Introduction
Introduction Statistics Contact Development Disclaimer Help
# taz.de -- NSU-Prozess in München: Festnahme offenbar verhindert
> Die Aussage eines Polizeiermittlers legt nahe, dass die Festnahme der
> NSU-Terroristen offenbar an den Behörden scheiterte. Das habe deren
> Untertauchen begünstigt.
Bild: Das übliche Bild: der Rücken von Zschäpe, umgeben von ihren Verteidige…
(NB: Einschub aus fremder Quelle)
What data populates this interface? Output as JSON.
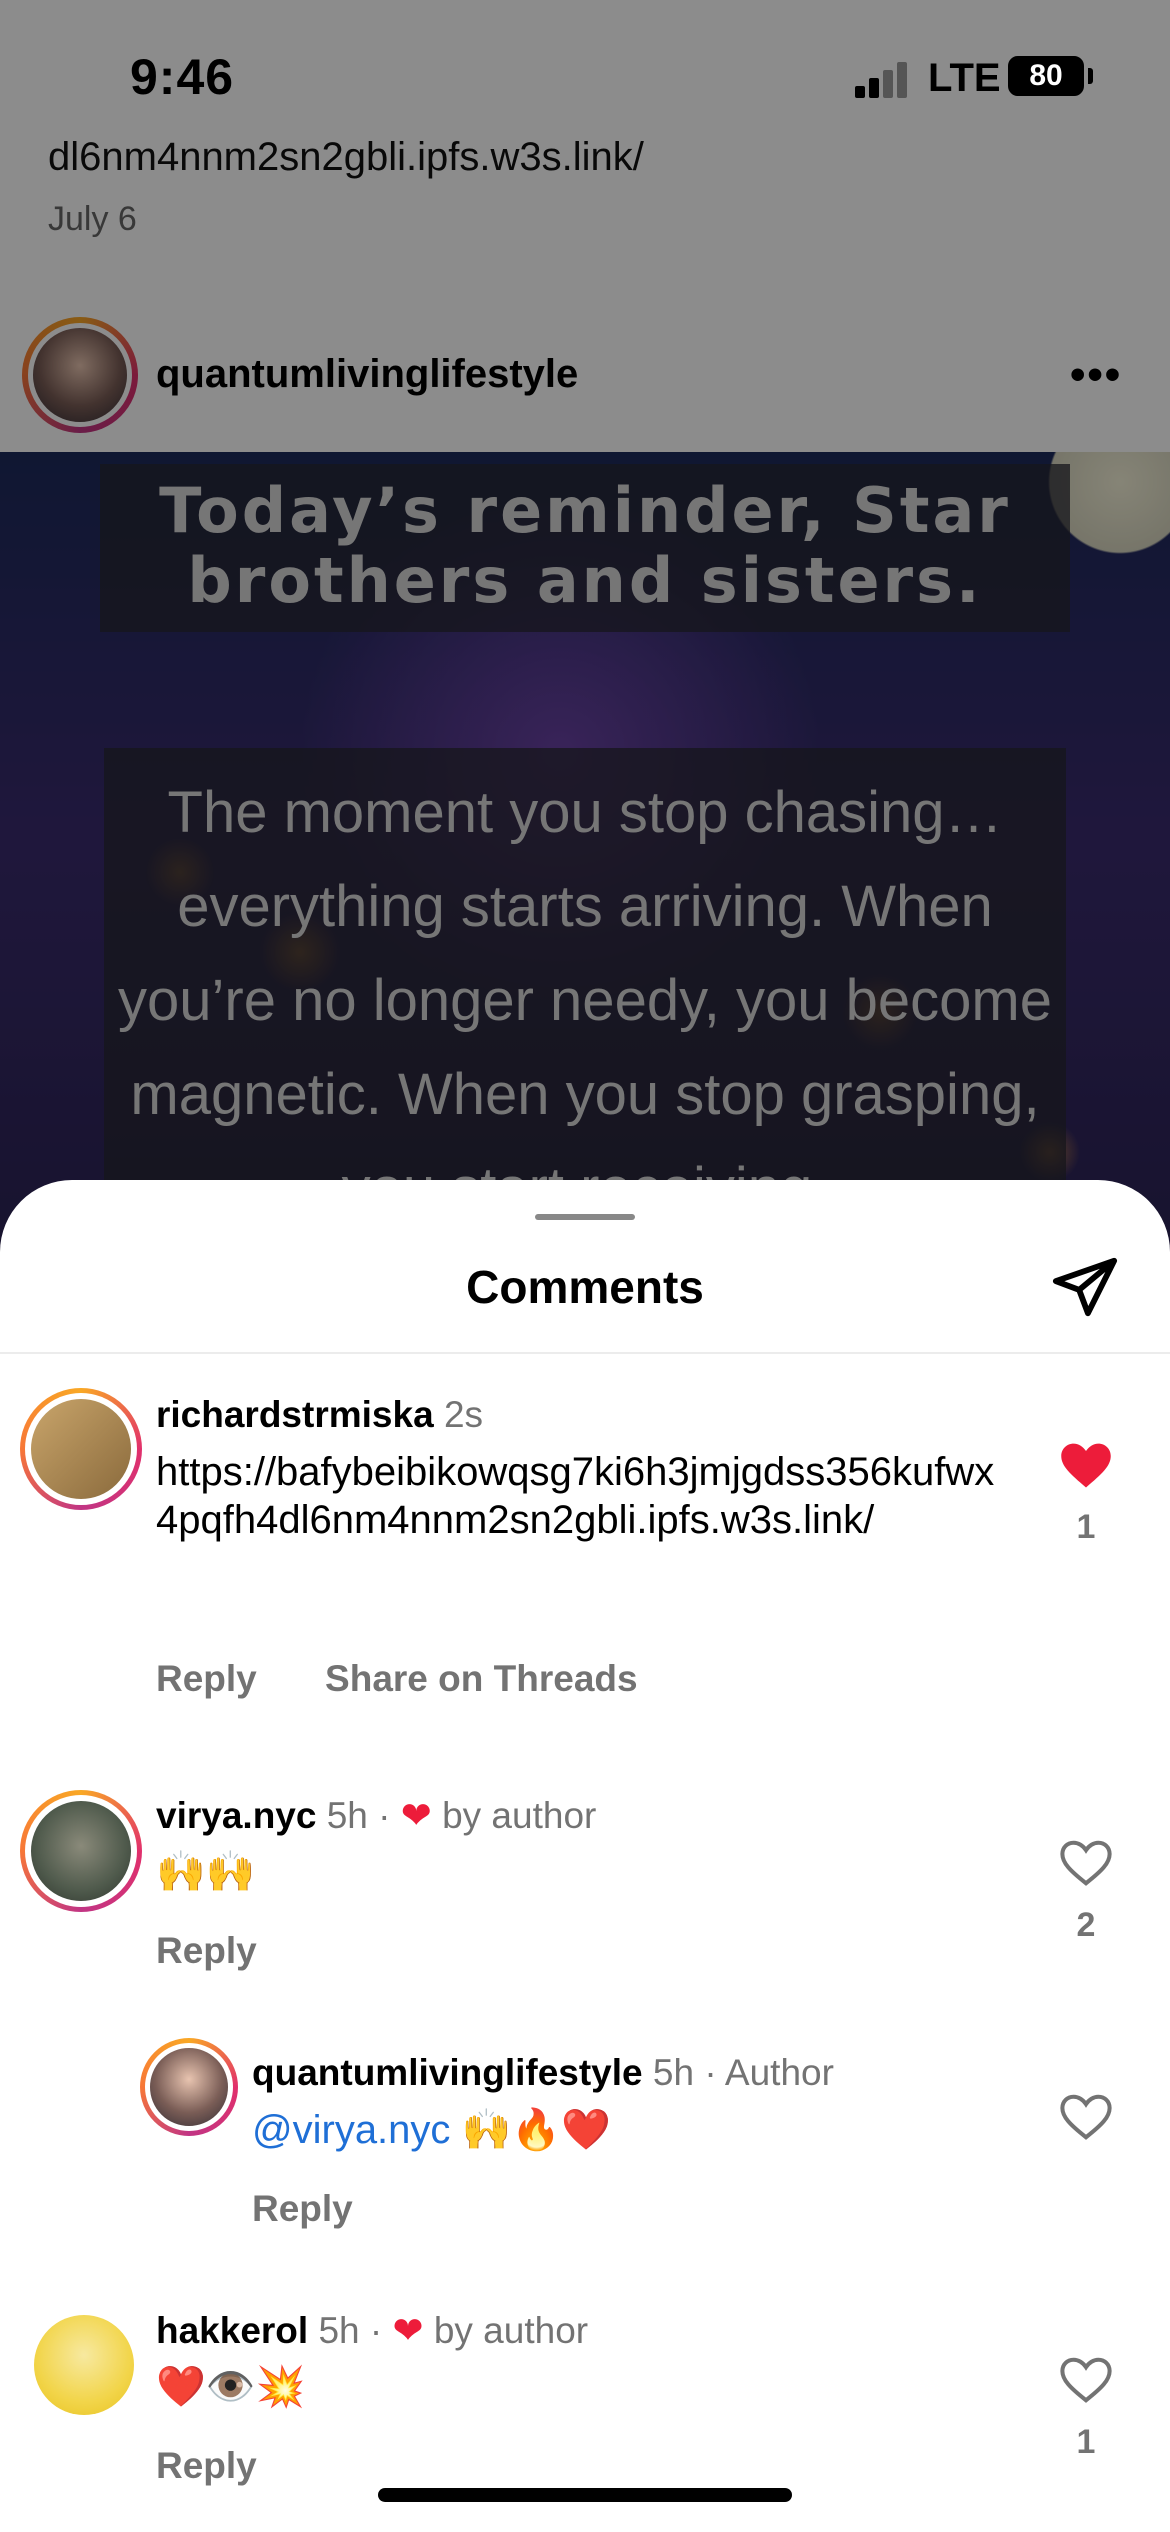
{
  "status_bar": {
    "time": "9:46",
    "network": "LTE",
    "battery": "80"
  },
  "feed": {
    "previous_link": "dl6nm4nnm2sn2gbli.ipfs.w3s.link/",
    "previous_date": "July 6",
    "post_username": "quantumlivinglifestyle",
    "image_title": "Today’s reminder, Star brothers and sisters.",
    "image_body": "The moment you stop chasing… everything starts arriving. When you’re no longer needy, you become magnetic. When you stop grasping, you start receiving."
  },
  "sheet": {
    "title": "Comments"
  },
  "comments": [
    {
      "username": "richardstrmiska",
      "time": "2s",
      "text": "https://bafybeibikowqsg7ki6h3jmjgdss356kufwx4pqfh4dl6nm4nnm2sn2gbli.ipfs.w3s.link/",
      "reply": "Reply",
      "share": "Share on Threads",
      "likes": "1",
      "liked": true
    },
    {
      "username": "virya.nyc",
      "time": "5h",
      "separator": "·",
      "badge": "by author",
      "text": "🙌🙌",
      "reply": "Reply",
      "likes": "2",
      "liked": false
    },
    {
      "username": "quantumlivinglifestyle",
      "time": "5h",
      "separator": "·",
      "badge": "Author",
      "mention": "@virya.nyc",
      "text": "🙌🔥❤️",
      "reply": "Reply",
      "liked": false
    },
    {
      "username": "hakkerol",
      "time": "5h",
      "separator": "·",
      "badge": "by author",
      "text": "❤️👁️💥",
      "reply": "Reply",
      "likes": "1",
      "liked": false
    }
  ],
  "colors": {
    "like_red": "#ed1c3a",
    "mention_blue": "#1f6fd6",
    "meta_gray": "#737373"
  },
  "icons": [
    "send-icon",
    "heart-icon",
    "more-icon",
    "signal-icon",
    "battery-icon"
  ]
}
MÜNCHEN dpa | Ein leitender Kriminalbeamter aus Thüringen hat als Zeuge im
NSU-Prozess eingeräumt, dass Pannen der Behörden das Untertauchen der
mutmaßlichen Rechtsterroristen begünstigten. Der Polizist hatte 1997 eine
Ermittlungsgruppe übernommen, die politische Straftaten in Jena aufklären
sollte. Dabei rückte auch die „Kameradschaft Jena“ ins Visier, zu der Beate
Zschäpe, Uwe Mundlos und Uwe Böhnhardt gehört haben sollen.
Der Beamte sagte am Donnerstag vor dem Oberlandesgericht München, seine
Ermittler hätten Mitglieder der rechtsradikalen „Kameradschaft“
verdächtigt, mehrere Sprengsätze und Briefbombenattrappen abgelegt oder
verschickt zu haben. Die Polizisten seien vor allem auf Uwe Böhnhardt
aufmerksam geworden und hätten darum im Oktober 1997 das Landeskriminalamt
gebeten, ihn zu observieren. Dabei sei aber nichts herausgekommen.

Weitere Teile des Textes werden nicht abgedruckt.